Take a visit to Gravelines if you can. It is an attractive town right on the northern French coast between the working ports of Calais and Dunkirk. This bright and slumbering little town stands as an aesthetic oasis resting between the wild commercial debris of these two great harbours that provide entry into the country.
Gravelines used to be an important entry port to France in its own right. Its origins go back to pre- medieval times. It was the primary commercial entrance point for the City of Saint Omer that lies some distance nowadays to the south. The land surrounding the river Aa gradually silted up and the coastline advanced markedly to the north. As a result, St. Omer gradually declined in influence as it was shifted further from its trading contacts.
In its heyday, Gravelines, as a commercial centre, was fought over on many occasions by the Spanish, Dutch, English and even the Austrian armies. The architectural influence of all of these nations, especially the Dutch, can be observed around the town even today.
Gravelines finally, has reverted to being a sort of stop off point for tourists and families. Its present prestige is beautifully attractive and quite sophisticated. It is a town of ‘Two Cities’. The coastal beach area is separate from the heavily ramparted main commercial centre.
The fortifications that surround the main centre are so typical of many other towns all over France. They were built to protect the inhabitants and commercial activity from the barrage of different invading forces during its history. They have been extensively restored in recent times and nowadays support the route of a splendid country walk for everyone. This generally follows the line of the surrounding waterway that blends so perfectly with the umbrella of great plants and trees towering above. The public path is wide open and peaceful. Cycle parking facilities, jumping points for children and shaded picnic spots litter this bit of landscape. On a bright sunny, summer day, the walking adventure is sublime.
Self-driving motor or paddle boats can be hired by visitors to navigate the ‘moat’ that supports the ramparted area around its entire circumference. The ‘sailors’ can look up and embrace the view of the mighty walls and tree coverings as they go about their gentle route.
Within the surrounds of the ramparts lies a busy and energetic town centre. The principal hallmark is a tall and bullet straight belfry that chimes the times of day. It stands right up against its associated hotel that is named after it. I am sure that sound insulation is provided to protect the night time slumber of the guests. The township supports many interesting dining places, watering holes and shops. There is also an imposing flagged war memorial presenting the historical background from the conflict and cultural background of the area.
The town square in Gravelines is called the Place Charles Valentin. Free car parking is available here for the convenience of all. At the edge of this central area there is the entrance to a splendid art gallery that frequently updates its exhibits. They have all been crafted by modern day artists and portray French architectural and cultural associations in sharp style and relief. Many will hold the attention of interested visitors for concentrated observation.

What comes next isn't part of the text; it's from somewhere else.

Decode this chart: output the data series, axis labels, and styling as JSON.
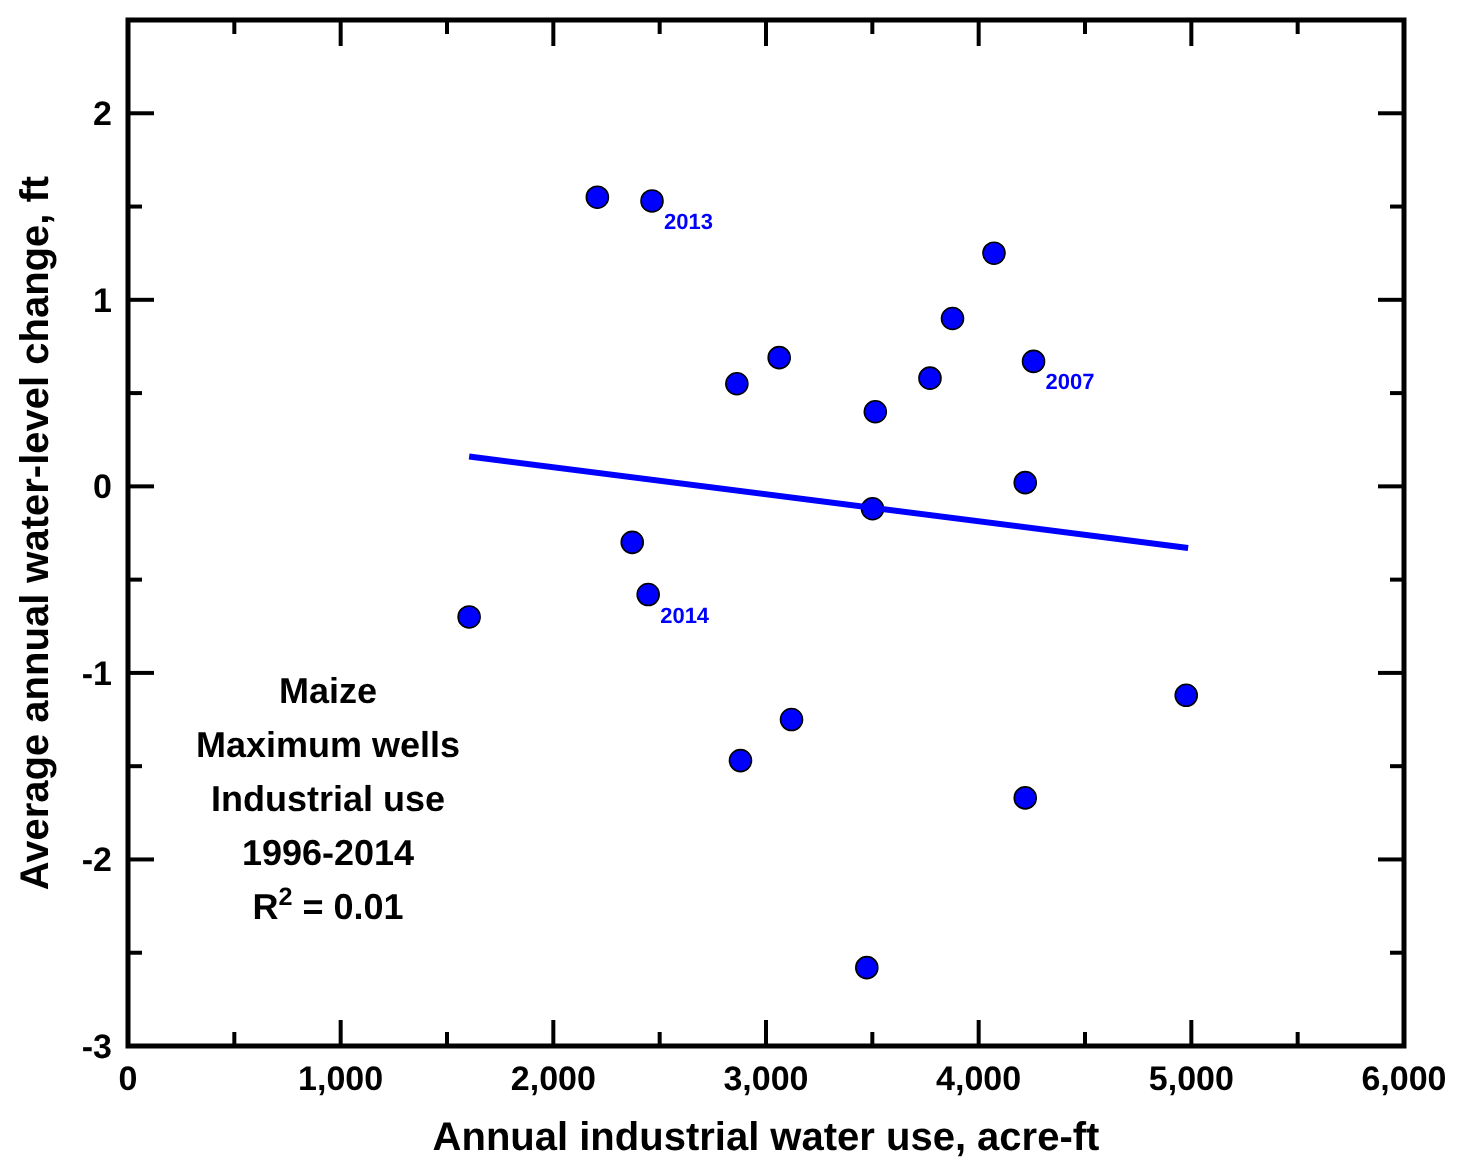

Leave the gallery and go outside via the rampart tunnel. Take an elevated stroll around the finely prepared gardens and admire views of the countryside and coastline from a lofty perch. The gardens support exhibits of large and finely presented bronze statues. These generally feature groups of people standing in isolation in such a finely crafted yet contemporary form. They are all powerfully imposing yet blend so well with the surrounding greenery at appropriate sites.
Gravelines is justifiably very proud of its artistic culture. It guards it all so carefully and exhibits everything professionally to visitors. The rampart walk, country park experience and art presentation live so perfectly together to create a very fine experience.
During the 19th century period of impressionist art, Gravelines was a chosen scenery point for many of the great French artists of the day. They were attracted by the combination of the sea, the chalk hills and the wide stretching beach lines blending with the bracing wind and crashing wave effects. Some of their work can be visited within the town. Gravelines inspired impressionist art can be found in many other national galleries across the broader Europe.
Towards the coast, beyond the fortified area, find the more conventional Gravelines beach area. It supports the standard issue stuff for families and children. Crashing seas, ice cream, sandy beaches, kite flying and land yachting. All are there to be enjoyed as you stare out across the sea of the Channel. Perfect for children of all ages!
Gravelines is good to visit. It is safe and supports great restaurants and hotels. Visitors can take themselves easily by car or bicycle from the ports of Calais and Dunkirk. The landscape is low lying and level and is served by many rural roads away from the main routes. Gravelines is splendid to simply enjoy. It has so much for families to see and appreciate.